Thursday, October 25, 2007

The IRS Giveth, and the IRS Taketh Away

If you haven’t noticed a pattern yet, when tax law changes to benefit one segment of the population (resulting in a loss of revenue to the IRS), there is usually some other change that reduces benefits to a different population segment, thus making up for the former loss.

Such is exactly what will happen if pending legislation passes into law.

HR 3648, or the Mortgage Cancellation Tax Relief Act, passed the House of Representatives Oct. 4, 2007 and is up for consideration in the Senate. If the bill becomes law, its tighter restrictions may require a new strategy for some investors.

Here is the gist in laymen’s terms of what this might mean to the average investor.

If you are in danger of foreclosure on your existing mortgage, a buyer may make a deal with your lender to purchase your home for less than what you owe. You are “forgiven” the difference from the lender, but under current tax law you must declare this forgiven amount as income on your tax return and pay income tax on money you don’t have. If you are already having trouble making mortgage payments, you often have trouble coming up with this extra tax payment and you are back to square one.

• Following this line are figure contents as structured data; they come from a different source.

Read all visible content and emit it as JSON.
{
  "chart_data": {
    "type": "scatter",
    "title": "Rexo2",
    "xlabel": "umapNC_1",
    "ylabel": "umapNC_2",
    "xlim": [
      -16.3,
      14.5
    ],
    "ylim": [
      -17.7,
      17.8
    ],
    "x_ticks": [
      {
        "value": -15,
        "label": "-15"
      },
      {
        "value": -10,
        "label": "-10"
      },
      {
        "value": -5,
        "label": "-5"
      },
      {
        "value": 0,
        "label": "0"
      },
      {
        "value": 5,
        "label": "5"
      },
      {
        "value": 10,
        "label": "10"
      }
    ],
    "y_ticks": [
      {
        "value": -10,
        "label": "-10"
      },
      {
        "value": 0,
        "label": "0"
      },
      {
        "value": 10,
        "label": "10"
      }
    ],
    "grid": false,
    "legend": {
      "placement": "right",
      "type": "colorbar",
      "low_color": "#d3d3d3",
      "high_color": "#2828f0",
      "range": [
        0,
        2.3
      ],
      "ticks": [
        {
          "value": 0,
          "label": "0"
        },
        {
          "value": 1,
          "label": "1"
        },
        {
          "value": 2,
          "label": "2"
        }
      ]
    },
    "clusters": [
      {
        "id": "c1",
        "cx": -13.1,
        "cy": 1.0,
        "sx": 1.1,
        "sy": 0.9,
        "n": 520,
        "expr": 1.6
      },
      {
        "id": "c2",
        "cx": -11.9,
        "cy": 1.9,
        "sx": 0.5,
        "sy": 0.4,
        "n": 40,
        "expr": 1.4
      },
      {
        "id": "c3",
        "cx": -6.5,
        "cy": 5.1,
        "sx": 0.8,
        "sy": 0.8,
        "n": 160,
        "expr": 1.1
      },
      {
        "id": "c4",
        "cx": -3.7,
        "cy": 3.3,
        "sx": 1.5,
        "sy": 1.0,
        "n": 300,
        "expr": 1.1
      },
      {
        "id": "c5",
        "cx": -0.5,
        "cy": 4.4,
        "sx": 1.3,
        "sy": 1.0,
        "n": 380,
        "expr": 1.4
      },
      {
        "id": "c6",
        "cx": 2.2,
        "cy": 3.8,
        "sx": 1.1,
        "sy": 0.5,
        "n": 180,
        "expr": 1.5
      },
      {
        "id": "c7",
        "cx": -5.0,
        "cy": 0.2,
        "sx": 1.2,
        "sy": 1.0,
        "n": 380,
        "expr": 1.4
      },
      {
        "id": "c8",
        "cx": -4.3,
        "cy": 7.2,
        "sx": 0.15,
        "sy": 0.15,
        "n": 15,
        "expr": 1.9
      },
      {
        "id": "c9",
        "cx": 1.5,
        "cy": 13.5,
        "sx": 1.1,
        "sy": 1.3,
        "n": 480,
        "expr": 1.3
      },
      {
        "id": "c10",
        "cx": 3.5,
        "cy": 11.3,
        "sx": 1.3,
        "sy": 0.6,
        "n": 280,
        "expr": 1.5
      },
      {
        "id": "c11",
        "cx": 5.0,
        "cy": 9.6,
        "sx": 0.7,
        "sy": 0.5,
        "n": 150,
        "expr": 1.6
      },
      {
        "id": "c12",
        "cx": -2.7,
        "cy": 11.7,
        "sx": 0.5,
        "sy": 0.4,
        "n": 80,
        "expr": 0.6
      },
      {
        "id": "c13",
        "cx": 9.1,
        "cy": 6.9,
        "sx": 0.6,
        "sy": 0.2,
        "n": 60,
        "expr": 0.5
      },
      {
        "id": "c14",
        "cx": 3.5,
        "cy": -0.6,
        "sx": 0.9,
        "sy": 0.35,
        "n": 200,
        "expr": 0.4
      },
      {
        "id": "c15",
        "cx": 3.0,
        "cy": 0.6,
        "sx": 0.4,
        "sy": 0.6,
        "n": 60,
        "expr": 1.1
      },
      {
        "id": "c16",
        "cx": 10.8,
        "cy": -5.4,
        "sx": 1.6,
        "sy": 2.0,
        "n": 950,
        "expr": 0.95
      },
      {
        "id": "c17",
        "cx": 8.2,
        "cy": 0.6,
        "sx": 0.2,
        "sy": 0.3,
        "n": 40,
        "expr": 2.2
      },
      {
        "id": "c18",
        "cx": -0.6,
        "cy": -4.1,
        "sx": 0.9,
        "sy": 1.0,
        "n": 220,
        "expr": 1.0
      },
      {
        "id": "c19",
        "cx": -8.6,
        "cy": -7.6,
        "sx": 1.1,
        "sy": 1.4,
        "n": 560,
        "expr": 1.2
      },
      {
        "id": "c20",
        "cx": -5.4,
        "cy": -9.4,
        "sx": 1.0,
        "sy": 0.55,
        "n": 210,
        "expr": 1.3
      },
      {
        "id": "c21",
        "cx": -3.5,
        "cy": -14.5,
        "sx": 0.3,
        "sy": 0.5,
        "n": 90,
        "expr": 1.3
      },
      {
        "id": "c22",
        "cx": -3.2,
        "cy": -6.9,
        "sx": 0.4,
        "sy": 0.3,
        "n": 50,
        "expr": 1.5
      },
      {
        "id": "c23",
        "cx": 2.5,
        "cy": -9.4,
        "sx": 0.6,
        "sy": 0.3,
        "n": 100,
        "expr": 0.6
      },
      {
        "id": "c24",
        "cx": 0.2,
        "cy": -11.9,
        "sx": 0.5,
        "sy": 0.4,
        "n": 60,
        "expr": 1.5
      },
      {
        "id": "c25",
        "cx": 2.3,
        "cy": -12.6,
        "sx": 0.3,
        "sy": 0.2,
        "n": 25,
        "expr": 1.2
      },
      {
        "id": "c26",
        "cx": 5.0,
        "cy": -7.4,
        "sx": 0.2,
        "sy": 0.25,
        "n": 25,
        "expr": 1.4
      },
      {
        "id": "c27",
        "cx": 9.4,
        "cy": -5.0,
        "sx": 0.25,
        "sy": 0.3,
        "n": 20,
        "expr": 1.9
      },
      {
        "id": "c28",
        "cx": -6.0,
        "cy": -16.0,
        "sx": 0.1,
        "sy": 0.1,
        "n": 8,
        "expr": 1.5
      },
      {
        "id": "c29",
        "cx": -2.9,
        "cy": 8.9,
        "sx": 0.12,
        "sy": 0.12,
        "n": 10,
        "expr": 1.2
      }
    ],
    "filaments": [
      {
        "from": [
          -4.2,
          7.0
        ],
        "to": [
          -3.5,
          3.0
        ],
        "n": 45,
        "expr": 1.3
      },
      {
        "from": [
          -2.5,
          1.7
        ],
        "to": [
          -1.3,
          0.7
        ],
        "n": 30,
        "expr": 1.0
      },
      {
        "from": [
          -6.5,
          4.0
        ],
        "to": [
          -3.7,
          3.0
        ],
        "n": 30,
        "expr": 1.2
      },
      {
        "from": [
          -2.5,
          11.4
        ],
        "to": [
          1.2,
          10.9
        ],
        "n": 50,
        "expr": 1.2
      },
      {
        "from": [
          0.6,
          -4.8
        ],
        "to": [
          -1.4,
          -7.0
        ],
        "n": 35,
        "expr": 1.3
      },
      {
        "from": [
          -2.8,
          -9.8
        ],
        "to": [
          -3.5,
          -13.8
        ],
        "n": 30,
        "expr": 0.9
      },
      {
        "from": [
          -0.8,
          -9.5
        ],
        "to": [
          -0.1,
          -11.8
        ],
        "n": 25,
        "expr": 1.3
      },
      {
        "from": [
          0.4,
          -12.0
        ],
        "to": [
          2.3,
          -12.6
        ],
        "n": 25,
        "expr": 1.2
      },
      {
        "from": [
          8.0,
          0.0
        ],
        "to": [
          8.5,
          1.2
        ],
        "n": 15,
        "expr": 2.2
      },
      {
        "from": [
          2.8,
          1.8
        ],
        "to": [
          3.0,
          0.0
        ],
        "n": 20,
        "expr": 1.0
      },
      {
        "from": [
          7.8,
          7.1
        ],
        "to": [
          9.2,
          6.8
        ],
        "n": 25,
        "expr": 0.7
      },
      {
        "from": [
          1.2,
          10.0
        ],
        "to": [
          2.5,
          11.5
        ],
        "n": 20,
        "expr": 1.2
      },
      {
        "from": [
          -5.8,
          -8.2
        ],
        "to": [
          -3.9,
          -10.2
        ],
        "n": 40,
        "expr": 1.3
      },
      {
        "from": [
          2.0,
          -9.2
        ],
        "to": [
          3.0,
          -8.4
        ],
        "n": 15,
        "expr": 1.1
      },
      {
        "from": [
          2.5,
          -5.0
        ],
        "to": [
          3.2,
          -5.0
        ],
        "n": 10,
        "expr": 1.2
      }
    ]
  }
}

HR 3648 would exempt you from having to declare this as income in this situation. That’s the good news, but that’s a lot of money the IRS would be losing.

So, in order to save those with mortgage issues, the proposal is to tighten the rules for taking some personal exclusions on primary residences. Currently, if you own and live in your home for at least 2 of the last 5 years, you are allowed a personal exclusion of 250K if single and 500K if married filing jointly for capital gain when you sell.

What patient and savvy planners have been doing is selling their primary residences, taking the exclusion and moving into their appreciated second home or investment property for 2 years and then selling it and taking another exclusion to once again avoid capital gains tax.

What HR 3648 will do is limit the amount of exclusion available to you to the gain accrued only during the time you reside in that second property. So, if the property had increased in value by 300K prior to you moving in, then another 100K in the 2 years you resided in it, your exclusion would be limited to 100K when you sold and not the currently allowed 400K total gain (if married).

As with any tax law, if you are in neither of these situations you probably could care less. If you fall into the second category you will need a “plan B” to minimize your capital gains. Just be aware that laws constantly change and what is true today may be obsolete tomorrow. It’s a full time job just keeping up!